I really like it. I never take it off unless I'm working with a strong magnet or something similar. It's beat up from working in the shop and vehicles etc but I like it just fine like that. I last set the time for daylight saving time and it has gained 48 seconds since then, but it's pretty consistent and that's less than 2.5 seconds a day which I think is pretty good for a "user grade" watch. Probably better than Mark's Rolex. Although he has worn his for almost 30 years and beats the piss out of it and it still functions really well. My other watch is also a Mido but I don't wear it anymore because it doesn't have a bezel on it and I actually use that pretty frequently in the shop for a lot of different things.
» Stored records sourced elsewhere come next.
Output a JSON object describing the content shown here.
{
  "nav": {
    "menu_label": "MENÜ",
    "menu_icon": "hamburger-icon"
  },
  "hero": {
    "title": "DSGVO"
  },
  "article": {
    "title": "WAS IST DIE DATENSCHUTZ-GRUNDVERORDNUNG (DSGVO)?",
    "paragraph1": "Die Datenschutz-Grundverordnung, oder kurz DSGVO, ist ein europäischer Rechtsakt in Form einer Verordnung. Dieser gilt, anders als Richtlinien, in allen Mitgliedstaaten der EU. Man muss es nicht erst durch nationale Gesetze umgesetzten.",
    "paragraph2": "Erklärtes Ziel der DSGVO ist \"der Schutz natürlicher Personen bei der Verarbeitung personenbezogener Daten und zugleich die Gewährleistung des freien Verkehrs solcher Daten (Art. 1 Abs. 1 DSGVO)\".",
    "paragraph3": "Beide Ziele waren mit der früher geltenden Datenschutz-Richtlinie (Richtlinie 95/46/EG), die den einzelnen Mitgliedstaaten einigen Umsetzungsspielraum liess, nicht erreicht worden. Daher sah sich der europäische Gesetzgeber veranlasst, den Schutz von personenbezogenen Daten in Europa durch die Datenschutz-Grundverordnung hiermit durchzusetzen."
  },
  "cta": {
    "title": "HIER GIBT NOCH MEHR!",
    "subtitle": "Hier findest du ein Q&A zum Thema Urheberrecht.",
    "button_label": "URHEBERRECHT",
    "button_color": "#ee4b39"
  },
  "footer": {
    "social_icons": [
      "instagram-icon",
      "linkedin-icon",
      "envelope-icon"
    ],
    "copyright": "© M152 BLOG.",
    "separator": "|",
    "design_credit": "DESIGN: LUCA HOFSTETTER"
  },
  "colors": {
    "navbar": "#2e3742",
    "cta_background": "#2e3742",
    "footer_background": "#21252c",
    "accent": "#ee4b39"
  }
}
It has the same caliber in it but it's a tuned chronometer that was remarkably accurate. I have considered having the guts swapped. If I told you the accuracy I was getting from that watch you'd think I was exaggerating. I love the mechanical watches because the amazing human ingenuity they represent in machining precision and materials science to beat half a million times a day and only miss a few beats a day. I admire that accomplishment and enjoy wearing one. Jo thinks I'm retarded. She isn't wrong.
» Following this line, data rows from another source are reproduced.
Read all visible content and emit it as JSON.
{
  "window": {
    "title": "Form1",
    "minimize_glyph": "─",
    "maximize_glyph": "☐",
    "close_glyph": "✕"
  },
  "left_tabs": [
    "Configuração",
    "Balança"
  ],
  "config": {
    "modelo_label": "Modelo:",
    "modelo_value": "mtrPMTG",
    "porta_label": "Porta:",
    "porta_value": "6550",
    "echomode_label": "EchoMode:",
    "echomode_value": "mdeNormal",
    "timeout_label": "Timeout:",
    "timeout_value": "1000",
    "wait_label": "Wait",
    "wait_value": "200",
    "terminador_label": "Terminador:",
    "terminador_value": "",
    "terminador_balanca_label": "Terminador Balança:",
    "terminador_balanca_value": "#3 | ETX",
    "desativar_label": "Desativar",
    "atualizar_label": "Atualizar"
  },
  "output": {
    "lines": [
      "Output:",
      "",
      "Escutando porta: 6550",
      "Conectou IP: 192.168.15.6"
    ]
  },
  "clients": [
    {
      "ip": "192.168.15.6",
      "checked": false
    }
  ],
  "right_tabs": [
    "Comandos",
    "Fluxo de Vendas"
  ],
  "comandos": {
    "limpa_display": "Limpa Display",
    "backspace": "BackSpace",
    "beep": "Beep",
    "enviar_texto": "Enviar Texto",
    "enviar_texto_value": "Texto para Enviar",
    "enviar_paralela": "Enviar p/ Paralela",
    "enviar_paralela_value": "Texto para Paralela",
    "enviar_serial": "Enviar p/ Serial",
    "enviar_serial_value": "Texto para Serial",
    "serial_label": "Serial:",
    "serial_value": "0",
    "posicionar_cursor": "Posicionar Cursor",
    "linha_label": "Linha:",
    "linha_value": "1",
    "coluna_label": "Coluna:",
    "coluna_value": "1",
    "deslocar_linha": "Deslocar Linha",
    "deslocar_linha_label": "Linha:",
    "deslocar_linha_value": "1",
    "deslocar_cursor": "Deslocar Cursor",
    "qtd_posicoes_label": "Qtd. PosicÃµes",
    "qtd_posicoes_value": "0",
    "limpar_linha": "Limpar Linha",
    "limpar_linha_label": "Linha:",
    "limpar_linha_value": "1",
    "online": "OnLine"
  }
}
I would not think you are exaggerating. I have owned a lot of nice mechanical watches including a Rolex GMT (which I still miss), a Breitling SuperOcean, a Rolex Two-Tone Datejust, an Omega Seamaster (still have that one), a Glashütte chronograph, an IWC . . . they can be unbelievably accurate. The most accurate one I have owned is this Grand Seiko, which is fast by a couple of seconds a
month.
A lot of folks in the US don't know that Seiko makes some extremely accurate and
muy espensivo mechanical autos that rival and better anything from Rolex. The level of finish on this watch is extraordinary. I also have an 18K gold 31 jewel non-auto Seiko Credor certified chronometer with the certification document.
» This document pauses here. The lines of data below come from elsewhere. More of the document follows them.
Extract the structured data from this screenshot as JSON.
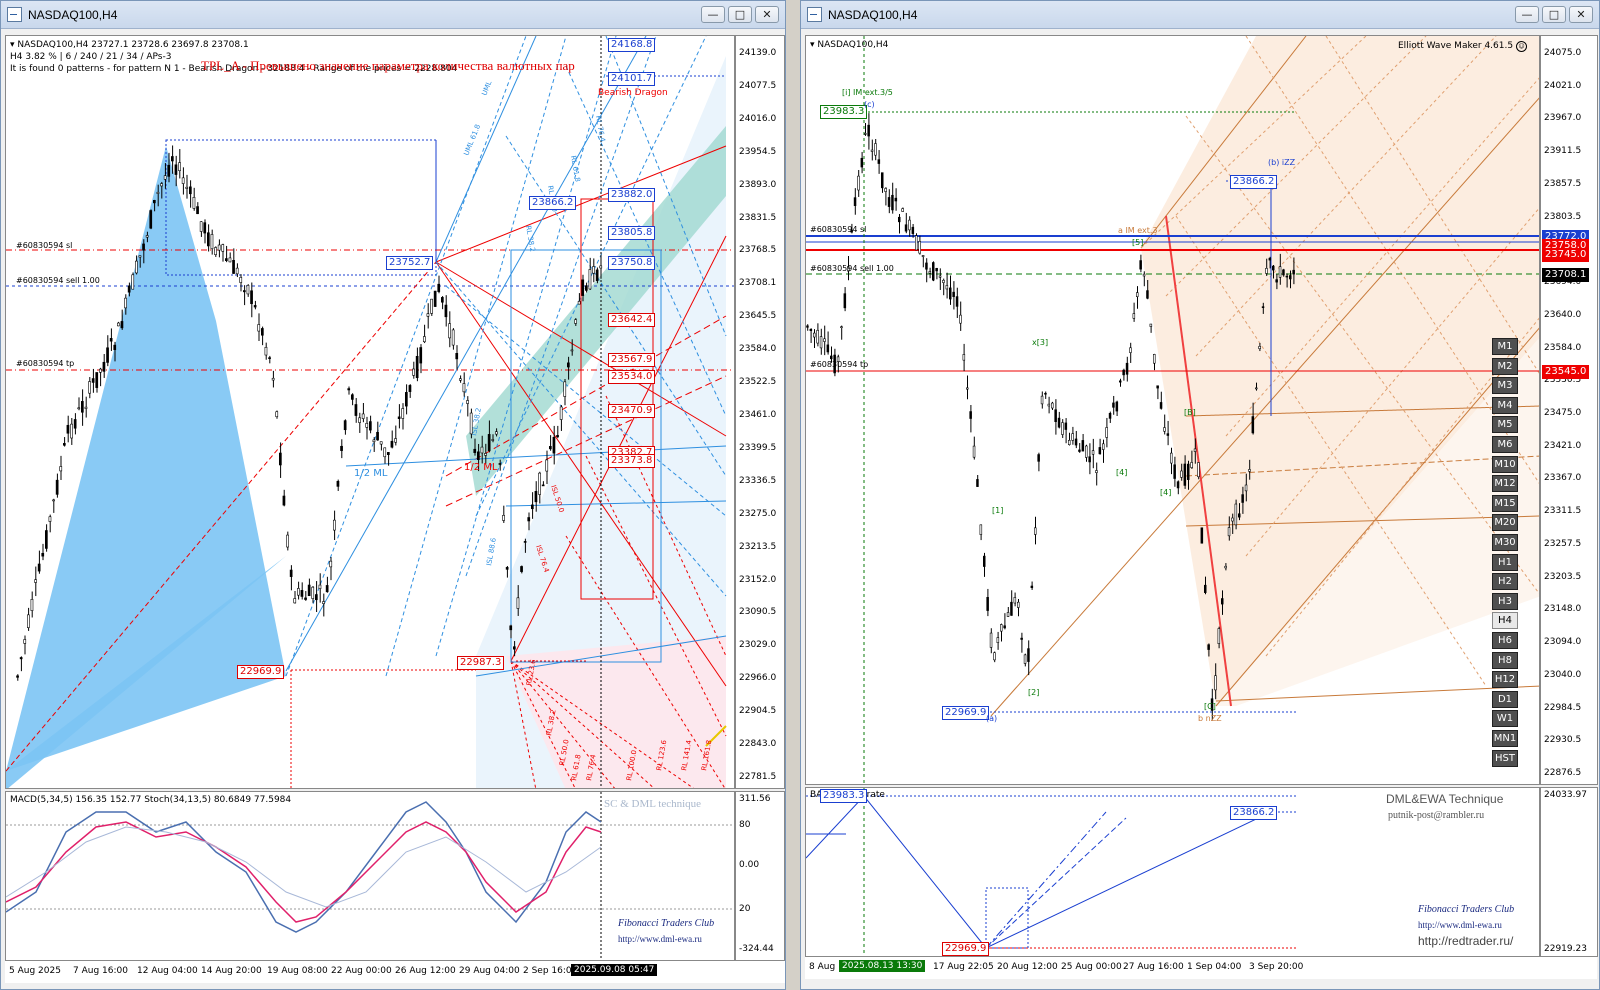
{
  "left_window": {
    "title": "NASDAQ100,H4",
    "header_line1": "NASDAQ100,H4  23727.1 23728.6 23697.8 23708.1",
    "header_line2": "H4  3.82 %  | 6 / 240 / 21 / 34 / APs-3",
    "header_line3": "It is found 0 patterns  -  for pattern N 1 - Bearish Dragon  -  32188.4 - Range of the prices = 2228.804",
    "red_title": "TPL_A - Превышено значение параметра количества валютных пар",
    "pattern_label": "Bearish Dragon",
    "order_lines": [
      "#60830594 sl",
      "#60830594 sell 1.00",
      "#60830594 tp"
    ],
    "price_axis": [
      "24139.0",
      "24077.5",
      "24016.0",
      "23954.5",
      "23893.0",
      "23831.5",
      "23768.5",
      "23708.1",
      "23645.5",
      "23584.0",
      "23522.5",
      "23461.0",
      "23399.5",
      "23336.5",
      "23275.0",
      "23213.5",
      "23152.0",
      "23090.5",
      "23029.0",
      "22966.0",
      "22904.5",
      "22843.0",
      "22781.5"
    ],
    "time_axis": [
      "5 Aug 2025",
      "7 Aug 16:00",
      "12 Aug 04:00",
      "14 Aug 20:00",
      "19 Aug 08:00",
      "22 Aug 00:00",
      "26 Aug 12:00",
      "29 Aug 04:00",
      "2 Sep 16:00",
      "2025.09.08 05:47"
    ],
    "blue_tags": [
      "24168.8",
      "24101.7",
      "23882.0",
      "23866.2",
      "23805.8",
      "23752.7",
      "23750.8"
    ],
    "red_tags": [
      "23642.4",
      "23567.9",
      "23534.0",
      "23470.9",
      "23382.7",
      "23373.8",
      "22969.9",
      "22987.3"
    ],
    "ml_labels": [
      "1/2 ML",
      "1/2 ML"
    ],
    "macd_header": "MACD(5,34,5) 156.35 152.77  Stoch(34,13,5) 80.6849 77.5984",
    "macd_axis": [
      "311.56",
      "80",
      "0.00",
      "20",
      "-324.44"
    ],
    "watermark": "SC & DML technique",
    "club": "Fibonacci Traders Club",
    "club_url": "http://www.dml-ewa.ru"
  },
  "right_window": {
    "title": "NASDAQ100,H4",
    "header": "NASDAQ100,H4",
    "ewm": "Elliott Wave Maker 4.61.5",
    "order_lines": [
      "#60830594 sl",
      "#60830594 sell 1.00",
      "#60830594 tp"
    ],
    "price_axis": [
      "24075.0",
      "24021.0",
      "23967.0",
      "23911.5",
      "23857.5",
      "23803.5",
      "23749.5",
      "23694.0",
      "23640.0",
      "23584.0",
      "23530.5",
      "23475.0",
      "23421.0",
      "23367.0",
      "23311.5",
      "23257.5",
      "23203.5",
      "23148.0",
      "23094.0",
      "23040.0",
      "22984.5",
      "22930.5",
      "22876.5"
    ],
    "axis_tags": {
      "blue_line": "23772.0",
      "red_1": "23758.0",
      "red_2": "23745.0",
      "current": "23708.1",
      "tp": "23545.0"
    },
    "wave_tags": {
      "top_green": "23983.3",
      "ib_blue": "23866.2",
      "low_blue": "22969.9"
    },
    "wave_labels": {
      "i_im": "[i] IM ext.3/5",
      "c_top": "(c)",
      "a_im": "a IM ext.3",
      "b_izz": "(b) iZZ",
      "x3": "x[3]",
      "a_low": "(a)",
      "b_nzz": "b nZZ",
      "w1": "[1]",
      "w2": "[2]",
      "w4": "[4]",
      "w4b": "[4]",
      "wB": "[B]",
      "wC": "[C]",
      "w5": "[5]"
    },
    "timeframes": [
      "M1",
      "M2",
      "M3",
      "M4",
      "M5",
      "M6",
      "M10",
      "M12",
      "M15",
      "M20",
      "M30",
      "H1",
      "H2",
      "H3",
      "H4",
      "H6",
      "H8",
      "H12",
      "D1",
      "W1",
      "MN1",
      "HST"
    ],
    "active_tf": "H4",
    "time_axis": [
      "8 Aug",
      "2025.08.13 13:30",
      "17 Aug 22:05",
      "20 Aug 12:00",
      "25 Aug 00:00",
      "27 Aug 16:00",
      "1 Sep 04:00",
      "3 Sep 20:00"
    ],
    "sub_header": "BA    ... 3 separate",
    "sub_tags": {
      "top": "23983.3",
      "mid": "23866.2",
      "low": "22969.9"
    },
    "sub_axis": [
      "24033.97",
      "22919.23"
    ],
    "brand": "DML&EWA Technique",
    "email": "putnik-post@rambler.ru",
    "club": "Fibonacci Traders Club",
    "club_url": "http://www.dml-ewa.ru",
    "redtrader": "http://redtrader.ru/"
  },
  "colors": {
    "blue": "#1a3fd0",
    "red": "#e00000",
    "green": "#0a7a0a",
    "orange": "#c87a3a",
    "fan_blue": "#2e8fe0"
  }
}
I believe this the most accurate non-radio watch you can find. Typical quartz is rated at +/- 15 seconds a month. These Precisionist movements use a different quartz and a different circuit configuration and they beat at 262 kHz. Smooth sweeping seconds hand that looks just like a mechanical movement. Mine is accurate to within about two seconds a
year.
For comparison, this is what was considered state of the art accuracy circa 1970. "Railroad Approved" tuning fork watch. Accutrons set the stage for the first quartz watch, the Seiko Astron in 1969, about a decade after the first Accutrons. Rated at a minute a month - and that is still what it does.
And finally, with all the hoopla over the just-released Swatch version of the Speedmaster, I have this:
A Bulova Accutron Astronaut. In the Apollo era, NASA selected the Omega Speedmaster as the official timepiece for its astronauts. But several other timepieces were actually used in the Apollo missions, for example clocks on the command and service module, the lunar excursion module . . . . Accutron movements were used in several experiment packages, and in fact there are still at least three Accutron movements on the moon - all of which stopped working decades ago when their batteries died.
My Dad (RIP) was an Accutron nut and had several of them. I have all the papers for this one, which is about as minty as it gets. The price tag shows $175, which was a lot more dear in 1967 than today. In today's dollars, adjusted for inflation, it would be $1500.